L’idée de Platon, c’est que la beauté agit doublement, d’abord par un choc qui provoque le souvenir de l’autre monde, puis comme source matérielle d’une énergie directement utilisable pour le progrès spirituel. Chaleur, nourriture, ces images indiquent de l’énergie. Les objets sont des sources d’énergie, mais l’énergie a des niveaux différents. Par exemple, dans la guerre, une décoration est réellement une source d’énergie (au sens physique, littéral du mot) au niveau du courage militaire ; elle fait faire des mouvements qu’autrement on n’aurait pas la force de faire. L’argent, pour le travail. D’une manière générale, tout ce qui est désiré est source d’énergie, et l’énergie est du même niveau que le désir. La beauté comme telle est source d’une énergie qui est au niveau de la vie spirituelle, et cela du fait que la contemplation de la beauté implique le détachement. Une chose perçue comme belle est une chose à quoi on ne touche pas, à quoi on ne veut pas toucher, de peur d’y nuire. Pour transmuer en énergie spirituellement utilisable l’énergie fournie par les autres objets de désir, il faut un acte de détachement, de refus. Refuser la décoration, donner l’argent.

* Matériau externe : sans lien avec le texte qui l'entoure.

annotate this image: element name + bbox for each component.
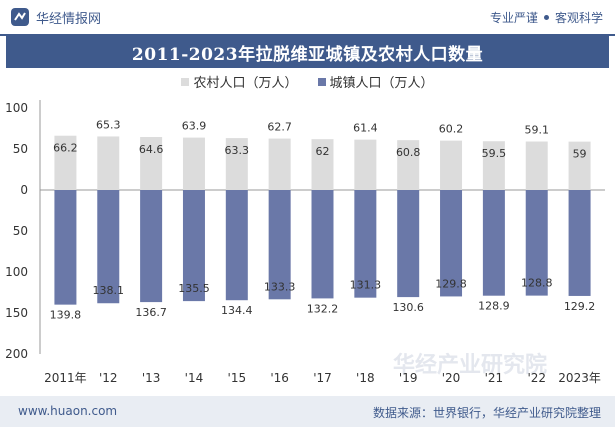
data-label-rural: 61.4: [353, 122, 378, 135]
bar-rural: [568, 141, 591, 190]
bar-urban: [311, 190, 334, 299]
bar-urban: [482, 190, 505, 296]
data-label-rural: 63.9: [182, 120, 207, 133]
bar-urban: [397, 190, 420, 298]
bar-urban: [268, 190, 291, 300]
bar-urban: [97, 190, 120, 304]
brand: 华经情报网: [10, 7, 101, 27]
x-tick-label: '21: [485, 371, 504, 385]
x-tick-label: '17: [313, 371, 332, 385]
footer-source: 数据来源：世界银行，华经产业研究院整理: [372, 406, 601, 420]
legend-label-rural: 农村人口（万人）: [193, 76, 298, 91]
data-label-urban: 138.1: [93, 284, 125, 297]
tagline-right: 客观科学: [554, 11, 603, 25]
bar-urban: [182, 190, 205, 302]
y-tick-label: 100: [5, 265, 28, 279]
bar-rural: [440, 140, 463, 190]
x-tick-label: '19: [399, 371, 418, 385]
data-label-urban: 132.2: [307, 302, 339, 315]
legend-swatch-urban: [317, 77, 326, 86]
bar-rural: [525, 141, 548, 190]
bar-rural: [354, 139, 377, 190]
x-tick-label: '14: [185, 371, 204, 385]
x-tick-label: '13: [142, 371, 161, 385]
data-label-urban: 128.9: [478, 300, 510, 313]
x-tick-label: '18: [356, 371, 375, 385]
y-tick-label: 0: [20, 183, 28, 197]
brand-name: 华经情报网: [36, 11, 102, 27]
bar-urban: [440, 190, 463, 297]
y-tick-label: 150: [5, 306, 28, 320]
tagline-left: 专业严谨: [489, 11, 538, 25]
bar-rural: [182, 137, 205, 190]
bar-urban: [568, 190, 591, 296]
legend-label-urban: 城镇人口（万人）: [329, 76, 434, 91]
y-tick-label: 50: [13, 224, 28, 238]
data-label-urban: 134.4: [221, 304, 253, 317]
data-label-rural: 59.1: [524, 124, 549, 137]
data-label-rural: 62: [316, 145, 330, 158]
x-tick-label: '20: [442, 371, 461, 385]
data-label-rural: 64.6: [139, 143, 164, 156]
footer: www.huaon.com 数据来源：世界银行，华经产业研究院整理: [0, 396, 615, 427]
bar-chart: 华经产业研究院 100 50 0 50 100 150 200 66.2 139.8 2011年 65…: [5, 100, 605, 385]
legend-item-urban: 城镇人口（万人）: [317, 72, 434, 91]
y-tick-label: 50: [13, 142, 28, 156]
data-label-urban: 129.2: [564, 300, 596, 313]
bar-urban: [525, 190, 548, 296]
logo-icon: [11, 8, 29, 26]
data-label-urban: 129.8: [435, 277, 467, 290]
bar-urban: [225, 190, 248, 301]
dot-icon: [543, 15, 549, 20]
data-label-rural: 62.7: [267, 121, 292, 134]
x-tick-label: 2023年: [558, 371, 601, 385]
data-label-rural: 60.8: [396, 146, 421, 159]
legend-swatch-rural: [181, 77, 190, 86]
bar-rural: [140, 137, 163, 190]
data-label-rural: 66.2: [53, 142, 78, 155]
data-label-rural: 59: [573, 148, 587, 161]
bar-urban: [54, 190, 77, 305]
legend-item-rural: 农村人口（万人）: [181, 72, 298, 91]
x-tick-label: 2011年: [44, 371, 87, 385]
y-tick-label: 100: [5, 101, 28, 115]
bar-rural: [268, 138, 291, 190]
y-tick-label: 200: [5, 347, 28, 361]
chart-title-bar: 2011-2023年拉脱维亚城镇及农村人口数量: [6, 36, 609, 68]
tagline: 专业严谨 客观科学: [490, 9, 603, 26]
data-label-urban: 133.3: [264, 280, 296, 293]
x-tick-label: '16: [270, 371, 289, 385]
chart-title: 2011-2023年拉脱维亚城镇及农村人口数量: [131, 44, 484, 65]
watermark: 华经产业研究院: [393, 352, 547, 378]
data-label-urban: 136.7: [135, 306, 167, 319]
footer-url: www.huaon.com: [18, 404, 118, 418]
bar-rural: [97, 136, 120, 190]
data-label-urban: 139.8: [50, 309, 82, 322]
x-tick-label: '22: [527, 371, 546, 385]
bar-urban: [354, 190, 377, 298]
bar-rural: [225, 138, 248, 190]
chart-legend: 农村人口（万人） 城镇人口（万人）: [0, 72, 615, 91]
top-bar: 华经情报网 专业严谨 客观科学: [0, 0, 615, 36]
bar-rural: [54, 135, 77, 190]
data-label-urban: 128.8: [521, 277, 553, 290]
data-label-rural: 63.3: [225, 144, 250, 157]
bar-rural: [482, 141, 505, 190]
x-tick-label: '12: [99, 371, 118, 385]
x-tick-label: '15: [228, 371, 247, 385]
data-label-urban: 130.6: [392, 301, 424, 314]
data-label-rural: 65.3: [96, 118, 121, 131]
bar-rural: [311, 139, 334, 190]
data-label-urban: 131.3: [350, 279, 382, 292]
data-label-rural: 60.2: [439, 123, 464, 136]
bar-rural: [397, 140, 420, 190]
data-label-urban: 135.5: [178, 282, 210, 295]
data-label-rural: 59.5: [482, 147, 507, 160]
bar-urban: [140, 190, 163, 303]
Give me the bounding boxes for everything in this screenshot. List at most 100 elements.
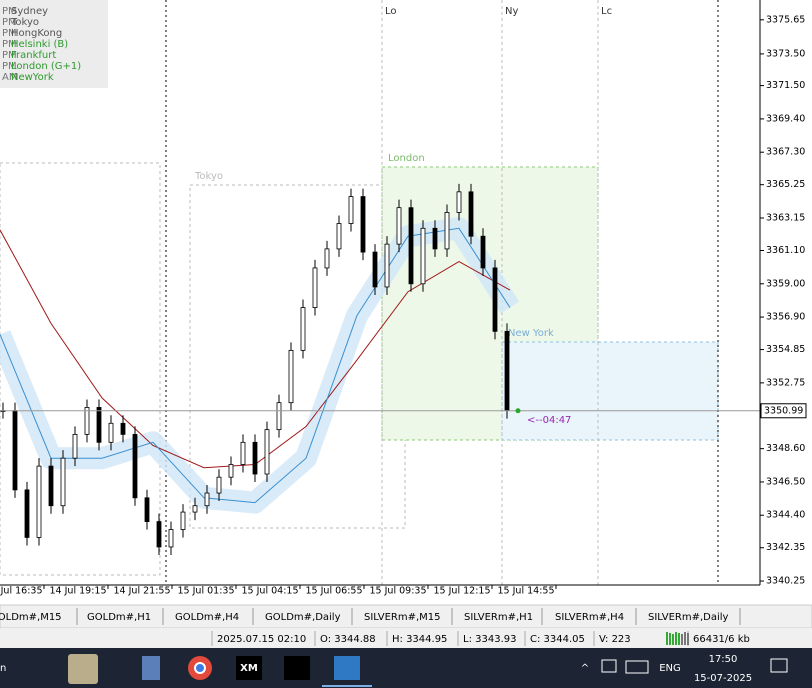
status-time: 2025.07.15 02:10 bbox=[217, 634, 306, 645]
status-volume: V: 223 bbox=[599, 634, 631, 645]
candle bbox=[264, 429, 270, 475]
candle bbox=[180, 511, 186, 530]
traffic-bar bbox=[672, 634, 674, 645]
candle bbox=[348, 196, 354, 224]
app-icon[interactable] bbox=[68, 654, 98, 684]
legend-prefix: PM bbox=[2, 61, 17, 72]
chrome-icon-center bbox=[194, 662, 206, 674]
candle bbox=[408, 207, 414, 285]
candle bbox=[144, 497, 150, 522]
candle bbox=[300, 307, 306, 351]
legend-prefix: AM bbox=[2, 72, 17, 83]
candle bbox=[96, 407, 102, 443]
status-low: L: 3343.93 bbox=[463, 634, 516, 645]
y-tick-label: 3371.50 bbox=[766, 80, 805, 91]
xm-icon[interactable] bbox=[236, 656, 262, 680]
legend-name: Helsinki (B) bbox=[11, 39, 68, 50]
y-tick-label: 3342.35 bbox=[766, 542, 805, 553]
tab[interactable]: GOLDm#,M15 bbox=[0, 612, 62, 623]
y-tick-label: 3356.90 bbox=[766, 312, 805, 323]
session-label: Tokyo bbox=[194, 171, 223, 182]
session-label: New York bbox=[508, 328, 554, 339]
legend-name: Frankfurt bbox=[11, 50, 56, 61]
candle bbox=[504, 330, 510, 412]
clock[interactable]: 17:50 bbox=[709, 654, 738, 665]
tray-chevron[interactable]: ^ bbox=[581, 663, 589, 674]
tab[interactable]: SILVERm#,H1 bbox=[464, 612, 533, 623]
legend-name: HongKong bbox=[11, 28, 62, 39]
x-tick-label: 14 Jul 19:15 bbox=[50, 586, 107, 597]
candle bbox=[168, 529, 174, 548]
y-tick-label: 3363.15 bbox=[766, 212, 805, 223]
y-tick-label: 3361.10 bbox=[766, 245, 805, 256]
x-tick-label: 15 Jul 14:55 bbox=[498, 586, 555, 597]
status-close: C: 3344.05 bbox=[530, 634, 585, 645]
session-marker: Lc bbox=[601, 6, 612, 17]
y-tick-label: 3354.85 bbox=[766, 344, 805, 355]
tab[interactable]: GOLDm#,Daily bbox=[265, 612, 341, 623]
candle bbox=[228, 464, 234, 478]
price-label-box bbox=[760, 403, 807, 419]
legend-prefix: PM bbox=[2, 50, 17, 61]
y-tick-label: 3348.60 bbox=[766, 443, 805, 454]
candle bbox=[360, 196, 366, 253]
legend-prefix: PM bbox=[2, 28, 17, 39]
tab[interactable]: SILVERm#,H4 bbox=[555, 612, 624, 623]
traffic-bar bbox=[678, 633, 680, 645]
traffic-bar bbox=[687, 633, 689, 645]
traffic-bar bbox=[681, 634, 683, 645]
keyboard-icon[interactable] bbox=[625, 660, 649, 674]
traffic-bar bbox=[675, 632, 677, 645]
legend-prefix: PM bbox=[2, 39, 17, 50]
tab[interactable]: GOLDm#,H1 bbox=[87, 612, 151, 623]
y-tick-label: 3375.65 bbox=[766, 14, 805, 25]
legend-prefix: PM bbox=[2, 6, 17, 17]
price-dot bbox=[515, 408, 521, 414]
tab[interactable]: SILVERm#,Daily bbox=[648, 612, 729, 623]
tradingview-icon[interactable] bbox=[284, 656, 310, 680]
session-box bbox=[0, 162, 161, 576]
candle bbox=[456, 191, 462, 213]
traffic-bar bbox=[666, 632, 668, 645]
x-tick-label: 14 Jul 16:35 bbox=[0, 586, 42, 597]
tray-icon[interactable] bbox=[601, 659, 617, 673]
candle bbox=[480, 235, 486, 269]
candle bbox=[240, 441, 246, 465]
date[interactable]: 15-07-2025 bbox=[694, 673, 752, 684]
candle bbox=[336, 223, 342, 250]
candle bbox=[312, 267, 318, 308]
price-label: 3350.99 bbox=[764, 405, 803, 416]
candle bbox=[420, 227, 426, 285]
x-tick-label: 15 Jul 12:15 bbox=[434, 586, 491, 597]
candle bbox=[36, 465, 42, 538]
y-tick-label: 3359.00 bbox=[766, 278, 805, 289]
candle bbox=[192, 505, 198, 513]
y-tick-label: 3344.40 bbox=[766, 510, 805, 521]
legend-name: Sydney bbox=[11, 6, 48, 17]
candle bbox=[324, 248, 330, 269]
candle bbox=[288, 349, 294, 404]
candle bbox=[120, 422, 126, 435]
candle bbox=[108, 422, 114, 443]
tab[interactable]: SILVERm#,M15 bbox=[364, 612, 441, 623]
candle bbox=[216, 476, 222, 494]
candle bbox=[468, 191, 474, 237]
legend-prefix: PM bbox=[2, 17, 17, 28]
notification-icon[interactable] bbox=[770, 658, 788, 673]
candle bbox=[252, 441, 258, 475]
language[interactable]: ENG bbox=[659, 663, 681, 674]
traffic-bar bbox=[684, 632, 686, 645]
tab[interactable]: GOLDm#,H4 bbox=[175, 612, 239, 623]
terminal-icon[interactable] bbox=[334, 656, 360, 680]
y-tick-label: 3352.75 bbox=[766, 377, 805, 388]
x-tick-label: 15 Jul 06:55 bbox=[306, 586, 363, 597]
legend-name: London (G+1) bbox=[11, 61, 81, 72]
x-tick-label: 15 Jul 09:35 bbox=[370, 586, 427, 597]
traffic-bar bbox=[669, 633, 671, 645]
candle bbox=[396, 207, 402, 245]
legend-name: NewYork bbox=[11, 72, 54, 83]
calculator-icon[interactable] bbox=[142, 656, 160, 680]
candle bbox=[492, 267, 498, 332]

Au lieu que l’attrait de la beauté implique par lui-même un refus. C’est un attrait qui tient à distance. Ainsi le beau est une machine à trans muer l’énergie basse en énergie élevée.

Cette analyse est transposable à toute espèce de progrès spirituel. Partout où il y a amour il y a beauté sensible. Une religion n’est pas concevable sans signes, et ces signes sont beaux. La messe agit sur l’âme par une beauté analogue à celle des œuvres d’art. La vertu, la sainteté d’un être humain apparaissent au dehors comme beauté sensible dans l’expression du visage, ou les gestes, ou les attitudes, ou sa voix ou une partie quelconque du comportement.